What is the advantage of a novation agreement compared with an indemnity?

A

The outgoing partner is entirely released from their obligations with a novation agreement, so they don’t run the risk of being sued on their original liability and having to claim from the partners.

29
Q

Where does it say that an outgoing partner can be discharged from their liabilities by using a novation agreement?

A

s17(3) PA 1890.

30
Q

What is the possible problem with a novation agreement?

A

There is no reason why a creditor should ever agree to a novation, as it releases the original partner from all liability.

31
Q

How would a retiring partner tell outside third party that they have left the partnership?

A

s36(2): London Gazette

32
Q

If someone who has dealt with the firm in the past is not given notice, what are they able to do when an outgoing partner has left?

A

According to s36(1), they are able to treat the outgoing partner as still being a member of the firm (and thus liable on any new contracts) until they are given notice of the retirement.

33
Q

What’s the difference between telling people who have dealt with the partnership about a partner retiring and telling people who haven’t dealt with the partnership before?

A

Have dealt with partnership before: must give NOTICE

Haven’t dealt with partnership before: London Gazette

34
Q

What does being ‘held out as a partner’ mean?

A

Someone who tells others or allows others to think that they are a partner.

35
Q

What does s14(1) state about a partner who has held themselves out to be a partner?

A

It states that someone who tells others or allows others to think that they are a partner is liable as though they were a partner, as the outsider has been in reliance on the fact that the person was a partner.

36
Q

If Sasha is being considered as a potential partner, but says she is a partner, which reassures a creditor about the partnership’s financial position, is Sasha liable for any future debts of that creditor?

A

Yes, Sasha is liable as though she was a partner, because she held herself out to be a partner.

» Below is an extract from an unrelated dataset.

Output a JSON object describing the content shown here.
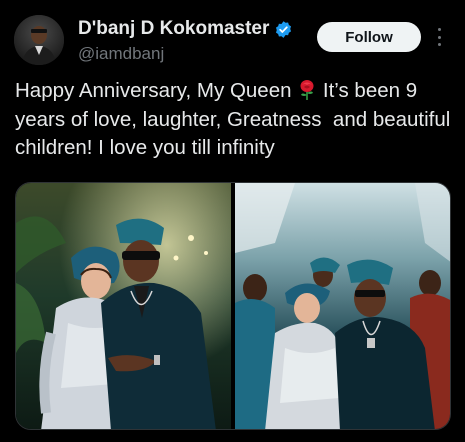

The creditor must prove that they heard her say she was a partner before the sale and before their relying on the statement.

37
Q

Which two situations is s14 important in?

A

Salaried partners
Partners who have left the partnership

38
Q

What is a salaried partner?

A

A partner who is paid a salary instead of a share of the firm’s profits.

39
Q

Why is being a salaried partner risky?

A

Because they are held out to be a partner to outsiders, who can hold them liable just as though they were a partner.

40
Q

How can a salaried partner protect themselves from liability?

A

As they will be held out as a partner, the other partners in the firm should indemnify them against liability to outsiders under s14. (Providing indemnifying partners have the resources to pay any claims)

41
Q

How might a retired partner avoid being held out as a partner under s14?

A
  • Destroy old notepaper, update website, remove references as a partner
  • Ask current partners to alert clients
  • Ask current partners to put a note in London Gazette
42
Q

How could retired partners still be liable to outsiders under s14?

A

If they knowingly held themselves out as a partner after leaving, i.e. someone who sees their name still on the website but does nothing to remove it.

43
Q

What are fiduciaries?

A

Fiduciaries are partners who are agents of the other partners. They are legally bound to act in their best interests. They have a ‘fiduciary relationship’.

44
Q

Is it just statute that oversees fiduciary relationships?

A

No, equity requires fiduciaries to act openly and honesty toward the other parties to the relationship, otherwise remedies are available for breach.

45
Q

Which part of the PA 1890 deals with fiduciary duties?

A

ss28-30 PA 1890.

46
Q

What are the fiduciary duties outlined by ss28-30 PA 1890?

A

s28: a duty to render accounts to the other partners of all things affecting the partnership;

s29: a duty to account to the other partners for private profits made from any transaction concerning the partnership or the use of partnership property; and

s30: a duty not to compete with the partnership.

47
Q

What happens if ss28-30 fiduciary duties are breached?

A

The partner can be ordered to account to the partnership for any profit that they have made as a result of the breach. The benefit will go to the partnership, including the breached partner, so they will still share in it.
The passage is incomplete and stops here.